Gips-Schüle Research Award for Ultracompact Photodetector

Smallest Photodetector Worldwide Converts Optical into Electrical Signals – Direct Installation on Electric Chips Is Possible

Ultracompact Photodetector
Award for quicker data transmission: Christian Koos, Manfred Kohl, and Sascha Mühlbrandt of KIT. (Photo: Gips-Schüle Foundation, Thomas Niedermüller)

Researchers of Karlsruhe Institute of Technology (KIT) demonstrated a novel plasmonic photodetector that is a hundred times smaller and much quicker than conventional detectors. For this, scientists Sascha Mühlbrandt, Christian Koos, and Manfred Kohl of KIT were granted this year’s Gips-Schüle Research Award in the amount of EUR 50,000 by the Gips-Schüle Foundation. Large numbers of these small components can be integrated on large-area silicon wafers, together with other optical and electronic components. In this way, capacity of future communication systems can be increased considerably.

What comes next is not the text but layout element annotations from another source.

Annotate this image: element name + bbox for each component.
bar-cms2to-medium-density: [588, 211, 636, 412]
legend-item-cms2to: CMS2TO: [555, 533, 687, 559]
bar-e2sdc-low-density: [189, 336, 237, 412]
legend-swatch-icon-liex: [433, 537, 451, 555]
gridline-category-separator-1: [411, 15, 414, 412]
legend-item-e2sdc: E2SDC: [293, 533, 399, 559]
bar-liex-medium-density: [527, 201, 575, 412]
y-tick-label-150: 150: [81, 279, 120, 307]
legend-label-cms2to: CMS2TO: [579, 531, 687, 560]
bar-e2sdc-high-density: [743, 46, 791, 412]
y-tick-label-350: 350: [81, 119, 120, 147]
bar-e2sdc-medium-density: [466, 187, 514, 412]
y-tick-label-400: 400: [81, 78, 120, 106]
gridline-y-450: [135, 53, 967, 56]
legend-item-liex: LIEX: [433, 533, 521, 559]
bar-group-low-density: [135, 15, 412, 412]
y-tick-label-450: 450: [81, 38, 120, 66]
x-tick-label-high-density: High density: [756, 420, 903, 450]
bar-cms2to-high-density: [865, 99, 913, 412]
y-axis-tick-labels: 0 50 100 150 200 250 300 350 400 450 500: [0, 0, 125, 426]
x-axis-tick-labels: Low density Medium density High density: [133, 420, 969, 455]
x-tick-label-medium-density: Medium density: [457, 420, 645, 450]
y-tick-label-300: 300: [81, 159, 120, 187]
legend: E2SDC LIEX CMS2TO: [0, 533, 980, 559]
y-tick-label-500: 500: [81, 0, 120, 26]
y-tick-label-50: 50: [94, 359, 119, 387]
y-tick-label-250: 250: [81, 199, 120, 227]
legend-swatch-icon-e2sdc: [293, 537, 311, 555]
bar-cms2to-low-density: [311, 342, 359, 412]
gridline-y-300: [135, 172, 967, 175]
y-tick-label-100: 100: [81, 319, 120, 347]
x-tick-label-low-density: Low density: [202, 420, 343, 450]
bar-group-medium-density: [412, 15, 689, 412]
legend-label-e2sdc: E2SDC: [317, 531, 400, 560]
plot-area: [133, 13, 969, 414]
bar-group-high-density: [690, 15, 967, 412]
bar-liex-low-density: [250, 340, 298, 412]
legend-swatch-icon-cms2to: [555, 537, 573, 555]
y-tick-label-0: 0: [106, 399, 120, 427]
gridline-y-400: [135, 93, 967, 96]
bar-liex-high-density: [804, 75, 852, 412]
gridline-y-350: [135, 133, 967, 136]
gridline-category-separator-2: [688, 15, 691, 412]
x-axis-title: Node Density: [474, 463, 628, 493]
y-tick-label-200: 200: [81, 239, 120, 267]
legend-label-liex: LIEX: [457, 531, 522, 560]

“High-performance data networks are the backbone of digital society and the basis of megatrends, such as autonomous driving and Industry 4.0,” says the President of KIT, Professor Holger Hanselka. “Based on a long research tradition in this field, we want to develop smart technologies for the information society. Global challenges in many areas can only be mastered by rapid progress in information technology,” Hanselka continues. “We are very happy about the Gips-Schüle Research Award for our team of researchers.”

The light signals transporting the data in glass-fiber cables have to be converted into electrical signals for them to be understood by a computer. “With this component, we overcome the bottleneck of optoelectronic data transmission and can transmit the contents of a complete DVD in less than one second,” physicist Sascha Mühlbrandt of KIT explains. He carried out the work at the Institute of Microstructure Technology (IMT) and the Institute of Photonics and Quantum Electronics (IPQ) of KIT.

Interdisciplinary cooperation of several groups from nanotechnology, material sciences, and nanophotonics was decisive for the success of the work. “The high performance of the detector results from a novel component concept. Light waves are converted into much smaller electron light excitations, so-called plasmonic waves,” Manfred Kohl of IMT says. For the implementation of the concept, a special metalsemiconductormetal transition of mushroom-like profile was developed. Its manufacture turned out to be a big technological challenge.

It is a special advantage of the new technical concept that the components can be integrated on large-area and low-cost silicon wafers together with other optical or electronic components. “The speed of the components can be further increased in the future,” Christian Koos, IPQ, is convinced. “We think that plasmonic components can also be used in wireless high-speed communication for seamless connection of radio antennas to glass-fiber networks.”

The award of the jury under its spokesperson and the Foundation’s supervisory board member Peter Frankenberg was handed over in Stuttgart on November 28, 2017.

About the Gips-Schüle Foundation

The Gips-Schüle Foundation supports research, young scientists, and academic education in Baden-Württemberg. The focus lies on STEM (science, technology, engineering, and mathematics) subjects as well as on interdisciplinary projects. In Baden-Württemberg, the Foundation based in Stuttgart cooperates closely with universities and research institutions and funds promising research projects through endowed professorships, scholarships, support of studies’ ambassadors encouraging secondary school graduates to study STEM subjects, and projects for the basic and advanced education of teachers. Every two years, the Foundation grants its research awards in the total amount of EUR 65,000. The Gips-Schüle Young Scientist Award in the amount of EUR 17,500 is granted annually.